When Artex drowned in the Swamps of Sadness, I was
six years old and I couldn’t stop crying. What a metaphor
for all my years, even then, already, and if you want to know
the truth, it’s that I haven’t stopped crying since then, not really.
Sometimes I think about slipping under that mud,
the cool kill of it in my ears and my nose, how the dark
of it would feel in the back of my throat, pressed against
my eyelids, but life always pulls me up by the reigns again.
The sunlight’s strong once you clear the cypress trees, it’s
hard to ignore air doesn’t taste like despair and decay. I guess
you can even remember that there’s goodness here,
on good days, beyond the bones of the horse who couldn’t make it.
The unexpected orphans, we do unexpected things.
I knock on wood so much that I keep splinters buried deep down
in my knuckles. I throw salt over my shoulder, a starving
rifle-toting soldier, at war with ghosts waving white flags of surrender.
I walk under ladders to dodge the other dropping shoe, its
perpetual fall, but black cats are a comfort, like the shadow of a
storm cloud overhead. I cross my toes and hold my breath
as my fingers do the walking over graves, over bridges.
I told my mom once, superstition is really nothing more than
saying a prayer with symbolism. Please don’t let life hurt me.
Please don’t let me be alone. Please don’t let the piano fall on me
from up above. Please Mother Mary pray for us sinners.
But some days are better than others. Even in the rain,
I can hear the crows and the cardinals.

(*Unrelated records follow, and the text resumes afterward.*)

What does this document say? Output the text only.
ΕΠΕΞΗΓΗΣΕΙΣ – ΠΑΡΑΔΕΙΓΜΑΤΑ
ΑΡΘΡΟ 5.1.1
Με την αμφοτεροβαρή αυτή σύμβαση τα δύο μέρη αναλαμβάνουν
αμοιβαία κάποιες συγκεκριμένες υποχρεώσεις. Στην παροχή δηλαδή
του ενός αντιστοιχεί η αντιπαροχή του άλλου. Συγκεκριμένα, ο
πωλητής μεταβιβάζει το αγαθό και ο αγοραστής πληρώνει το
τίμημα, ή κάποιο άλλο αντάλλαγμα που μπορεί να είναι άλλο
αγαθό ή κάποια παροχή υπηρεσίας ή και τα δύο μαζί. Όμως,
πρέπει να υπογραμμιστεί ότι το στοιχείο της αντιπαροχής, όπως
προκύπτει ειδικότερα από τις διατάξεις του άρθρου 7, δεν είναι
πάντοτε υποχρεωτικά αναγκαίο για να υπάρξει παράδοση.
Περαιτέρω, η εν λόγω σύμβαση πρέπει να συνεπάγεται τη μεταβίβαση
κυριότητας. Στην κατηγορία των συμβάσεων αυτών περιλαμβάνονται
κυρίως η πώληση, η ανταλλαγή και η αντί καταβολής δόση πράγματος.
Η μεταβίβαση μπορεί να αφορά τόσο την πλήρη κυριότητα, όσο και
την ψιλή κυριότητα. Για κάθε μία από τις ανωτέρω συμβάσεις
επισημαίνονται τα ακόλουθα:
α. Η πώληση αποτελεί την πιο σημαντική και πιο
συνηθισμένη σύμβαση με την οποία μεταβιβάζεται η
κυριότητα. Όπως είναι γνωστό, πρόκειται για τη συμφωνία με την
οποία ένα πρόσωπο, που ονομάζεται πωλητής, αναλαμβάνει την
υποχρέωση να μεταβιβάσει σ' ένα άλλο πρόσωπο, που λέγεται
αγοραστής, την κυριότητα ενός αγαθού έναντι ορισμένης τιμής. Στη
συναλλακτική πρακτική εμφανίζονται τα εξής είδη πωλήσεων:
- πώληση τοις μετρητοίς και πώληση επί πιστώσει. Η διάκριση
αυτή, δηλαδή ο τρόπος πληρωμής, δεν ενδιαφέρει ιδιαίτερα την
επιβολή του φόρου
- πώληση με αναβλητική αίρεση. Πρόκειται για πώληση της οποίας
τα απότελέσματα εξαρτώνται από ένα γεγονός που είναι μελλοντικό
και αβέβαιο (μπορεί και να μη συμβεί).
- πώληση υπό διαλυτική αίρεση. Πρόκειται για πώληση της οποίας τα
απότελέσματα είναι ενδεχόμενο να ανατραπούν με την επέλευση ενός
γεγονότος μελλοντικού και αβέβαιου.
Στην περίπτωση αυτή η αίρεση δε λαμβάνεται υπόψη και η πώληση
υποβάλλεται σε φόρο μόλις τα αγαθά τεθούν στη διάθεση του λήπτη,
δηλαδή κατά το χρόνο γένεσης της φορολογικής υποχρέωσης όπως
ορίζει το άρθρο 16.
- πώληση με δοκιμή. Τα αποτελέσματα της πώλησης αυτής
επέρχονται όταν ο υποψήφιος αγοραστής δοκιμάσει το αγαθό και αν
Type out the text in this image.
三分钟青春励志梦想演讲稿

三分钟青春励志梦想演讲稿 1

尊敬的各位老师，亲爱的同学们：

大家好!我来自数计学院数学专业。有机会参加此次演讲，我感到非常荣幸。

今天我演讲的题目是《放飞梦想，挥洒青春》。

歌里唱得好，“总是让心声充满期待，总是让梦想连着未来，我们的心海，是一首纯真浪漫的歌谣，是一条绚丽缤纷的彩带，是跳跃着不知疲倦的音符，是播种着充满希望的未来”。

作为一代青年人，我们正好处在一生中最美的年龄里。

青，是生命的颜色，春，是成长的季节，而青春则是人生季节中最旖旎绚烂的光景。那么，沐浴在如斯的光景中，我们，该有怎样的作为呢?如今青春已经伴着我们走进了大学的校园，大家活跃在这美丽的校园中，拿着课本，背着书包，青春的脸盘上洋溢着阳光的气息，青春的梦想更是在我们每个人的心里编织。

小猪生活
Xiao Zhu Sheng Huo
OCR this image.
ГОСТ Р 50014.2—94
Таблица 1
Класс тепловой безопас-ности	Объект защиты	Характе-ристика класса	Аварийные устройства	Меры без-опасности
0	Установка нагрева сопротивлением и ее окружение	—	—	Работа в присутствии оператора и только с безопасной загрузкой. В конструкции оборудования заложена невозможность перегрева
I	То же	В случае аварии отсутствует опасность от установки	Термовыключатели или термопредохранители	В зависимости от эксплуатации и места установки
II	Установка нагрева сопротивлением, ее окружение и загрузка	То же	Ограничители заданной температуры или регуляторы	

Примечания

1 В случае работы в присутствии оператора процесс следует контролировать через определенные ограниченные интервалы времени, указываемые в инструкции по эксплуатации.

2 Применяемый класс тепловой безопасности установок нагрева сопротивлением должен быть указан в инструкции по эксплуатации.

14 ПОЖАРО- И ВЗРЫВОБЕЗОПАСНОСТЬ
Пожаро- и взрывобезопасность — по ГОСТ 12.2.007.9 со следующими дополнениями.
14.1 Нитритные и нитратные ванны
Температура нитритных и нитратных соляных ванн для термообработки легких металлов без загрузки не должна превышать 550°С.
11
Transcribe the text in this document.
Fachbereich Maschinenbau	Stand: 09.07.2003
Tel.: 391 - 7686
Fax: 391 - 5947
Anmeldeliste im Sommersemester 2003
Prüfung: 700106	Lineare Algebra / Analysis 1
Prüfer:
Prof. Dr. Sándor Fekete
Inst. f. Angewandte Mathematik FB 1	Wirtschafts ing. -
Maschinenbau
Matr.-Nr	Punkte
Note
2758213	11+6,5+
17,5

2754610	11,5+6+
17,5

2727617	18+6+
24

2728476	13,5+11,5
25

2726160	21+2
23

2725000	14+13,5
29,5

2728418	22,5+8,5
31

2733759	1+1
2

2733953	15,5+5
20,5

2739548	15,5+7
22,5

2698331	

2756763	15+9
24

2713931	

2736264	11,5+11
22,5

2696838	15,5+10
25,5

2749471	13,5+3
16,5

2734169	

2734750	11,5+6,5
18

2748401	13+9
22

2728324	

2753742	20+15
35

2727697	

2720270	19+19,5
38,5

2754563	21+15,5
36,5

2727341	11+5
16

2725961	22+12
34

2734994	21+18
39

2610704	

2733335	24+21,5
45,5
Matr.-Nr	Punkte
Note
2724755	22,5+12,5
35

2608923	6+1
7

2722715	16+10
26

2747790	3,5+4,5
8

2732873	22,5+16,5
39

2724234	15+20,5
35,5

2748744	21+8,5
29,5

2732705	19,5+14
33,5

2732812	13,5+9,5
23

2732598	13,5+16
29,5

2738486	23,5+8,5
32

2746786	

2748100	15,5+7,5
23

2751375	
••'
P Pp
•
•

The Christmas tree
in the corner, lit up with my life story told in ornamental narrative,
I keep candles going around the clock like a rosary set on fire.
I go to sleep surrounded by the sounds of the house I
grew up in, the breath of the people who love me best, the
warm weight of life in my womb, one pound one ounce, in between
a coconut and grapefruit, a new forever measured out in fruit.
I heard a song this morning that made me cry, a hard cry, but with
the good kind of tears that feel like a baptism, a healing, an ocean
anointment. I yelled at the cats and the baby kicked me hard, once,
twice. And this is how life goes. This is how life goes on.